Heating capacity and biocompatibility of Pluronic-coated manganese gallium ferrites for magnetic hyperthermia treatment

Abstract

Magnetic Fluid Hyperthermia (MFH) is an antitumoral therapy for the potential destruction of cancer cells in deep tumors. Magnetic mixed ferrites are studied materials for their possible use as biomedical devices. Manganese-gallium ferrites are currently poorly studied and one of the many proposed materials for cancer treatment by MFH, thanks to their magnetic properties, biocompatibility, and possible anti-cancer effects. The objective of this work is the evaluation of the cytotoxicity, magnetic properties, dispersion, and heating ability of Pluronic F127-coated Mn0.6Ga0.4Fe2O4 Magnetic Nanoparticles (MNPs) for their potential application on MFH. The toxicity degree of coated nanoparticles was quantified, taking amounts of 3.0, 4.5, 6.0, and 10.0 mg of MNPs per mL of aqueous suspensions and following the experimental procedure established in the Standard Test Method for Analysis of Hemolytic Properties of Nanoparticles (ASTM E2524-08).
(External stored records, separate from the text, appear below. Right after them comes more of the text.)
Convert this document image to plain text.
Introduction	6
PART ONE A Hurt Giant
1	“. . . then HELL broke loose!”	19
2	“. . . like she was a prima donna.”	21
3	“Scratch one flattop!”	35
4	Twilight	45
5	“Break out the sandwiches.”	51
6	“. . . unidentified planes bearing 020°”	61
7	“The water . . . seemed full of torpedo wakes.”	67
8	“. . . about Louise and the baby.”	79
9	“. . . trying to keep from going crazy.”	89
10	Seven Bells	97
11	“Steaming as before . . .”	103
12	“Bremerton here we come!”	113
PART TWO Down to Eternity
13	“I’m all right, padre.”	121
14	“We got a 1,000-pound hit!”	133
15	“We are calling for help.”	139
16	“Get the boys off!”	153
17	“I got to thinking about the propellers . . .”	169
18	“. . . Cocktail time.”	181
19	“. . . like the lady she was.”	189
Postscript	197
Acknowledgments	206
Magnetic induction technique (10.2 kA/m, 354 kHz) was used to evaluate the heating ability of coated nanoparticles and calculate their Specific Absorption Rate (SAR) values. The hemolytic assay results indicate that coated nanoparticles showed a cytotoxic percent value of less than 1.06 for all tested samples. The induction results indicate that coated nanoparticles have an improved heating ability than uncoated MNPs, reaching a 43.5 °C temperature in less time of 10 min. The estimated SAR values for tested samples were in the range of 15 to 20.7 Wg−1, which are slightly higher than uncoated particles, as an effect of a better dispersion into an aqueous medium provided by polymeric coating. The study allows concluding that a quantity of 3.0 mg/mL of Pluronic F127-coated Mn0.6Ga0.4Fe2O4 MNPs is enough to reach a localized increase of the temperature up to 43.5 °C in a time of 4 min, at the same time that avoids the damage to the red blood cells, making them an appropriated option for their potential use on MFH.